Otcenas sent the photo (and two others) to the Mayor of Beaverton and a representative from the Beaverton Police Department. She hopes to demonstrate that the driver’s claim of being blinded by the sun was simply not a valid excuse for his actions. In her email to the Mayor she said,
“As you can see, the sun is quite high in the sky, well over the height of the trees.”
And she also cited Oregon law (ORS 166.635) which states that someone is considered “criminally negligent” when they:
“fail to be aware of a substantial and unjustifiable risk that the result will occur or that the circumstance exists.”

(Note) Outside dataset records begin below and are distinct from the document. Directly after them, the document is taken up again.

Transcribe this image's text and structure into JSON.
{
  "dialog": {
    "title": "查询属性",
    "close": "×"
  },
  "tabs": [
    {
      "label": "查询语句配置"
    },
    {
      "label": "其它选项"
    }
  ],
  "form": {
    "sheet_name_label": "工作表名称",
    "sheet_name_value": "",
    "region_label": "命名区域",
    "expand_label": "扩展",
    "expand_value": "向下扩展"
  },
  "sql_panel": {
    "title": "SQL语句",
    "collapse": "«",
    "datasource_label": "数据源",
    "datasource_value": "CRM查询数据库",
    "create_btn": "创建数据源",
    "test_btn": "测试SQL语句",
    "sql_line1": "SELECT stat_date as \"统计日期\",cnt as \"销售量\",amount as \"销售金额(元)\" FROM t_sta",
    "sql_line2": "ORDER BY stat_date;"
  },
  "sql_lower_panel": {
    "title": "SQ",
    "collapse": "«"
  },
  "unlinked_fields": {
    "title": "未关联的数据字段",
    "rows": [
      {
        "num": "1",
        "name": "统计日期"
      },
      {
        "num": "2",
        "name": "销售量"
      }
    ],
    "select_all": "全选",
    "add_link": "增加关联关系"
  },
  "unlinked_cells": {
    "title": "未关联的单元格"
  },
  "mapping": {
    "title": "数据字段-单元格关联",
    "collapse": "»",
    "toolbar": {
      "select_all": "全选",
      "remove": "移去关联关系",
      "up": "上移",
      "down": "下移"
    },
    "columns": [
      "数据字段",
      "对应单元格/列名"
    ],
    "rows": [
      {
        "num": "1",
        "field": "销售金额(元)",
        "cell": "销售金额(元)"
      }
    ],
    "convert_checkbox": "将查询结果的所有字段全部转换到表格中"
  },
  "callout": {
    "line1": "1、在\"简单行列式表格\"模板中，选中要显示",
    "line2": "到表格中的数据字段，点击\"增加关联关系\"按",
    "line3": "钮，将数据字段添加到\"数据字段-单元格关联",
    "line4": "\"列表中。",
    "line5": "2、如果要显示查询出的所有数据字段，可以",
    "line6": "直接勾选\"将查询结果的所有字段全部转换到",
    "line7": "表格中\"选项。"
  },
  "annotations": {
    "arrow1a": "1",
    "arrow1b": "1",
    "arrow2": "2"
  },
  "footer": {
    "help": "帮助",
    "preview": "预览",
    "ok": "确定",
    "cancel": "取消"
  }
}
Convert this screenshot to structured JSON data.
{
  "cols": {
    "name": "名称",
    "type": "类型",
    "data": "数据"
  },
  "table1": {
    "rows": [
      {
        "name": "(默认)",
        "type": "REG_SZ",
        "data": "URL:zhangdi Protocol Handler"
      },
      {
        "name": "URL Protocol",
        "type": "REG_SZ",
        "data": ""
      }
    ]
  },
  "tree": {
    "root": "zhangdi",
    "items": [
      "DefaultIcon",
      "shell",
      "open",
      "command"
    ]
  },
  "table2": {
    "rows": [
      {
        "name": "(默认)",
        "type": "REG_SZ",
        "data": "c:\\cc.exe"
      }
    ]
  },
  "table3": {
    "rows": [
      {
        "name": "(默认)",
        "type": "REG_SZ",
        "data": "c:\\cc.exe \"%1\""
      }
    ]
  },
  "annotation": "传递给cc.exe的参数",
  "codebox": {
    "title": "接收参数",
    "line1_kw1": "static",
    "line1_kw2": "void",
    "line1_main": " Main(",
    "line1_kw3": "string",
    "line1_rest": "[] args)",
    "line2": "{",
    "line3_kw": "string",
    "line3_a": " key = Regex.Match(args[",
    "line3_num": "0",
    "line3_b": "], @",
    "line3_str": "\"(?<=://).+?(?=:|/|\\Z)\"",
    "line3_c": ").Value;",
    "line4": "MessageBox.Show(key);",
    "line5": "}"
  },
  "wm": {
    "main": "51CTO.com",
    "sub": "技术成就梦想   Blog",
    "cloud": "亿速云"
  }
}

The last sentence of her email read:
“I would urge the DAs office to pursue this case to determine if criminal charges will be filed. Mike Wilberding, his family, and cyclists who use the road everyday deserve no less.”
Brian Scrivner—a long-time bicycle activist who recently organized a traffic safety education action at NW 9th and Lovejoy—has decided to organize and rally the community around this issue. He has gotten the ball rolling by establishing an email list to organize future actions. According to Scrivner,
“(this new email list is) for those who want to work to make reduce dangerous motorist behavior to make streets safer…We’re going to find out how to have motor vehicle drivers held accountable for criminally negligent driving, and MAKE IT HAPPEN. We’re going to find out how to create a traffic education media campaign that is so intense, every driver will hear five times per week that:
- cyclists are traffic
- cyclists have a right to occupy a lane and in fact should for safety at times
- cyclists have the right of way in a bike lane
- driving is a privilege, not a right
- you should never drive where you can’t see
- when you exceed the speed limit, or fail to yield when the law requires, or drive while distracted and you kill someone, you are a murderer
As of this morning, Brian’s new Traffic Safety list already has 18 subscribers.
Whether you think the motorist in this situation is a murderer or just someone who made a tragic mistake, there are several lessons to learn from this tragedy:
- driving a motor vehicle is a huge reponsibility that must be undertaken with utmost care and understanding of the serious consequences that can come from a moment of carelessness.
- as cyclists, we must remain vigilant, aware and defensive at all times.
- as a community, we must continue to increase the awareness of traffic safety issues and pressure our leaders for new legislation that holds careless drivers accountable for their actions.
I am proud that my community is turning this tragedy into a point of positive action, and I think Mike would be proud too.